Una lista de claves de clase: el UUID de las claves; la clase (qué clase de Protección de datos de archivo o de llavero); el tipo de encapsulación (solo clave derivada del UID; la clave derivada del UID y la clave derivada del código); y la clave pública para clases asimétricas.
- ROM de arranque:
el primer código que ejecuta el procesador de un dispositivo al encenderse por primera vez. Como parte integral del procesador, ni Apple ni un intruso lo pueden modificar.
- sepOS:
el firmware de Secure Enclave, basado en una versión personalizada por Apple del microkernel L4.
- servicio de identidad (IDS) de Apple:
directorio de Apple de claves públicas de iMessage, direcciones del APNs, números de teléfono y direcciones de correo electrónico que se usan para buscar las claves y las direcciones de los dispositivos.
- servicio de notificaciones push de Apple (APNs):
servicio ofrecido por Apple a nivel mundial que envía notificaciones push a los dispositivos Apple.
- sistema en un chip (SoC):
circuito integrado (IC) que incorpora varios componentes en un único chip. El procesador de aplicaciones, Secure Enclave y otros coprocesadores son componentes del SoC.
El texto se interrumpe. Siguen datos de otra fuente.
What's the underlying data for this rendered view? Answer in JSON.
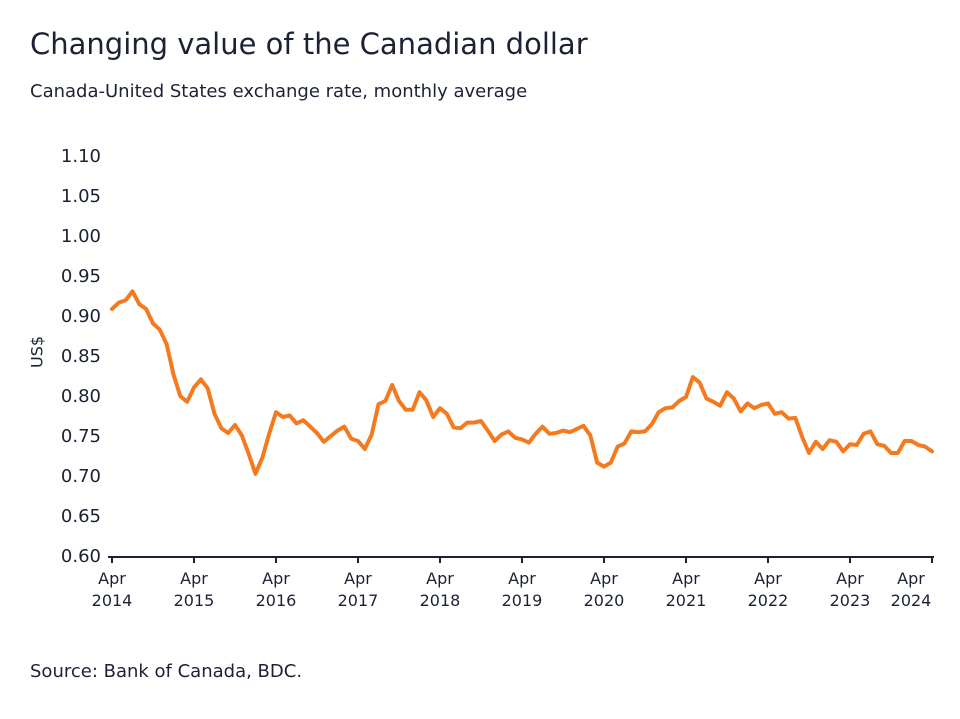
{
  "chart_data": {
    "type": "line",
    "title": "Changing value of the Canadian dollar",
    "subtitle": "Canada-United States exchange rate, monthly average",
    "y_label": "US$",
    "source": "Source: Bank of Canada, BDC.",
    "color": "#f47a1f",
    "categories": [
      "Apr 2014",
      null,
      null,
      null,
      null,
      null,
      null,
      null,
      null,
      null,
      null,
      null,
      "Apr 2015",
      null,
      null,
      null,
      null,
      null,
      null,
      null,
      null,
      null,
      null,
      null,
      "Apr 2016",
      null,
      null,
      null,
      null,
      null,
      null,
      null,
      null,
      null,
      null,
      null,
      "Apr 2017",
      null,
      null,
      null,
      null,
      null,
      null,
      null,
      null,
      null,
      null,
      null,
      "Apr 2018",
      null,
      null,
      null,
      null,
      null,
      null,
      null,
      null,
      null,
      null,
      null,
      "Apr 2019",
      null,
      null,
      null,
      null,
      null,
      null,
      null,
      null,
      null,
      null,
      null,
      "Apr 2020",
      null,
      null,
      null,
      null,
      null,
      null,
      null,
      null,
      null,
      null,
      null,
      "Apr 2021",
      null,
      null,
      null,
      null,
      null,
      null,
      null,
      null,
      null,
      null,
      null,
      "Apr 2022",
      null,
      null,
      null,
      null,
      null,
      null,
      null,
      null,
      null,
      null,
      null,
      "Apr 2023",
      null,
      null,
      null,
      null,
      null,
      null,
      null,
      null,
      null,
      null,
      null,
      "Apr 2024"
    ],
    "values": [
      0.91,
      0.918,
      0.921,
      0.932,
      0.916,
      0.91,
      0.892,
      0.884,
      0.866,
      0.828,
      0.801,
      0.794,
      0.812,
      0.822,
      0.811,
      0.779,
      0.761,
      0.755,
      0.765,
      0.752,
      0.729,
      0.704,
      0.724,
      0.754,
      0.781,
      0.775,
      0.777,
      0.767,
      0.771,
      0.763,
      0.755,
      0.744,
      0.751,
      0.758,
      0.763,
      0.748,
      0.745,
      0.735,
      0.753,
      0.791,
      0.795,
      0.815,
      0.795,
      0.784,
      0.784,
      0.806,
      0.796,
      0.775,
      0.786,
      0.779,
      0.762,
      0.761,
      0.768,
      0.768,
      0.77,
      0.758,
      0.745,
      0.753,
      0.757,
      0.749,
      0.747,
      0.743,
      0.754,
      0.763,
      0.754,
      0.755,
      0.758,
      0.756,
      0.76,
      0.764,
      0.752,
      0.718,
      0.713,
      0.718,
      0.738,
      0.742,
      0.757,
      0.756,
      0.757,
      0.766,
      0.781,
      0.786,
      0.787,
      0.795,
      0.8,
      0.825,
      0.818,
      0.798,
      0.794,
      0.789,
      0.806,
      0.798,
      0.782,
      0.792,
      0.786,
      0.79,
      0.792,
      0.779,
      0.781,
      0.773,
      0.774,
      0.75,
      0.73,
      0.744,
      0.735,
      0.746,
      0.744,
      0.732,
      0.741,
      0.74,
      0.754,
      0.757,
      0.741,
      0.739,
      0.73,
      0.73,
      0.745,
      0.745,
      0.74,
      0.738,
      0.732
    ],
    "ylim": [
      0.6,
      1.1
    ],
    "yticks": [
      {
        "value": 0.6,
        "label": "0.60"
      },
      0.65,
      {
        "value": 0.7,
        "label": "0.70"
      },
      0.75,
      {
        "value": 0.8,
        "label": "0.80"
      },
      0.85,
      {
        "value": 0.9,
        "label": "0.90"
      },
      0.95,
      {
        "value": 1.0,
        "label": "1.00"
      },
      1.05,
      {
        "value": 1.1,
        "label": "1.10"
      }
    ]
  }
}
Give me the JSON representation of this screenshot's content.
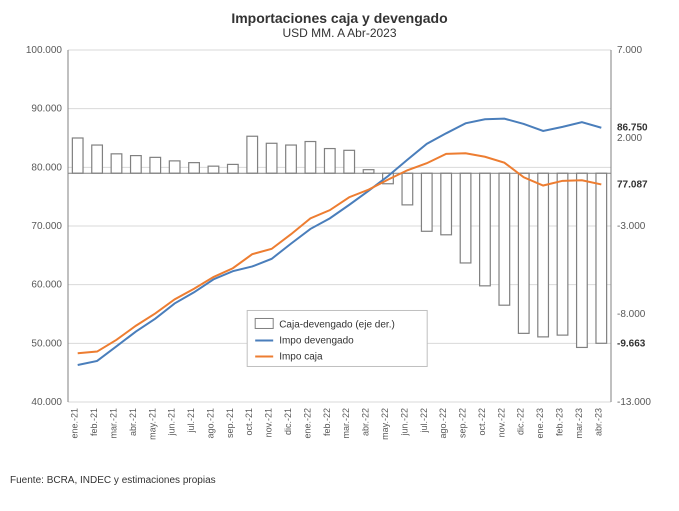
{
  "chart": {
    "type": "combo-bar-line",
    "title": "Importaciones caja y devengado",
    "subtitle": "USD MM. A Abr-2023",
    "title_fontsize": 14,
    "subtitle_fontsize": 12,
    "source": "Fuente: BCRA, INDEC y estimaciones propias",
    "source_fontsize": 10,
    "background_color": "#ffffff",
    "categories": [
      "ene.-21",
      "feb.-21",
      "mar.-21",
      "abr.-21",
      "may.-21",
      "jun.-21",
      "jul.-21",
      "ago.-21",
      "sep.-21",
      "oct.-21",
      "nov.-21",
      "dic.-21",
      "ene.-22",
      "feb.-22",
      "mar.-22",
      "abr.-22",
      "may.-22",
      "jun.-22",
      "jul.-22",
      "ago.-22",
      "sep.-22",
      "oct.-22",
      "nov.-22",
      "dic.-22",
      "ene.-23",
      "feb.-23",
      "mar.-23",
      "abr.-23"
    ],
    "left_axis": {
      "min": 40000,
      "max": 100000,
      "ticks": [
        40000,
        50000,
        60000,
        70000,
        80000,
        90000,
        100000
      ],
      "tick_labels": [
        "40.000",
        "50.000",
        "60.000",
        "70.000",
        "80.000",
        "90.000",
        "100.000"
      ],
      "fontsize": 10,
      "color": "#595959"
    },
    "right_axis": {
      "min": -13000,
      "max": 7000,
      "ticks": [
        -13000,
        -8000,
        -3000,
        2000,
        7000
      ],
      "tick_labels": [
        "-13.000",
        "-8.000",
        "-3.000",
        "2.000",
        "7.000"
      ],
      "fontsize": 10,
      "color": "#595959"
    },
    "grid_color": "#d9d9d9",
    "axis_line_color": "#808080",
    "bars": {
      "name": "Caja-devengado (eje der.)",
      "values": [
        2000,
        1600,
        1100,
        1000,
        900,
        700,
        600,
        400,
        500,
        2100,
        1700,
        1600,
        1800,
        1400,
        1300,
        200,
        -600,
        -1800,
        -3300,
        -3500,
        -5100,
        -6400,
        -7500,
        -9100,
        -9300,
        -9200,
        -9900,
        -9663
      ],
      "fill": "#ffffff",
      "stroke": "#808080",
      "stroke_width": 1.2,
      "bar_width": 0.55
    },
    "lines": [
      {
        "name": "Impo devengado",
        "color": "#4a7ebb",
        "width": 2,
        "values": [
          46300,
          47000,
          49500,
          52000,
          54200,
          56800,
          58700,
          60900,
          62300,
          63100,
          64400,
          67000,
          69500,
          71300,
          73600,
          76000,
          78500,
          81300,
          84000,
          85800,
          87500,
          88200,
          88300,
          87400,
          86200,
          86900,
          87700,
          86750
        ],
        "end_label": "86.750"
      },
      {
        "name": "Impo caja",
        "color": "#ed7d31",
        "width": 2,
        "values": [
          48300,
          48600,
          50600,
          53000,
          55100,
          57500,
          59300,
          61300,
          62800,
          65200,
          66100,
          68600,
          71300,
          72700,
          74900,
          76200,
          77900,
          79500,
          80700,
          82300,
          82400,
          81800,
          80800,
          78300,
          76900,
          77700,
          77800,
          77087
        ],
        "end_label": "77.087"
      }
    ],
    "bar_end_label": "-9.663",
    "legend": {
      "items": [
        {
          "type": "bar",
          "label": "Caja-devengado (eje der.)"
        },
        {
          "type": "line",
          "label": "Impo devengado",
          "color": "#4a7ebb"
        },
        {
          "type": "line",
          "label": "Impo caja",
          "color": "#ed7d31"
        }
      ],
      "fontsize": 10,
      "position": "bottom-center-inside"
    },
    "label_fontsize": 10
  }
}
- unidad de gestión de memoria de entrada/salida (IOMMU):
unidad de gestión de memoria de entrada/salida. Subsistema en un chip integrado que controla el acceso al espacio de direcciones desde otros periféricos y dispositivos de entrada/salida.
- vinculación:
proceso mediante el cual el código de un usuario se convierte en una clave criptográfica y se fortalece con el UID del dispositivo. Este proceso ayuda a garantizar que un ataque de fuerza bruta se deba realizar en un dispositivo determinado y, por lo tanto, la velocidad esté limitada y el ataque no se pueda realizar en paralelo. El algoritmo de vinculación es PBKDF2, que usa AES cifrado con el UID del dispositivo como la función pseudoaleatoria (PRF) para cada iteración.
- xART:
abreviatura de tecnología antirreproducción ampliada. Conjunto de servicios que proporcionan almacenamiento persistente encriptado y autenticado para Secure Enclave con funciones antirreproducción basadas en la arquitectura de almacenamiento físico. Consulta Componente de almacenamiento seguro.
- XNU:
kernel ubicado en el corazón de los sistemas operativos de Apple. Se presupone que es de confianza, y refuerza las medidas de seguridad tales como la firma de código, el aislamiento, la comprobación de las autorizaciones y la aleatorización del espacio de direcciones (ASLR).
- XProtect:
en macOS, una tecnología antivirus integrada para la detección y eliminación mediante firmas de software malicioso.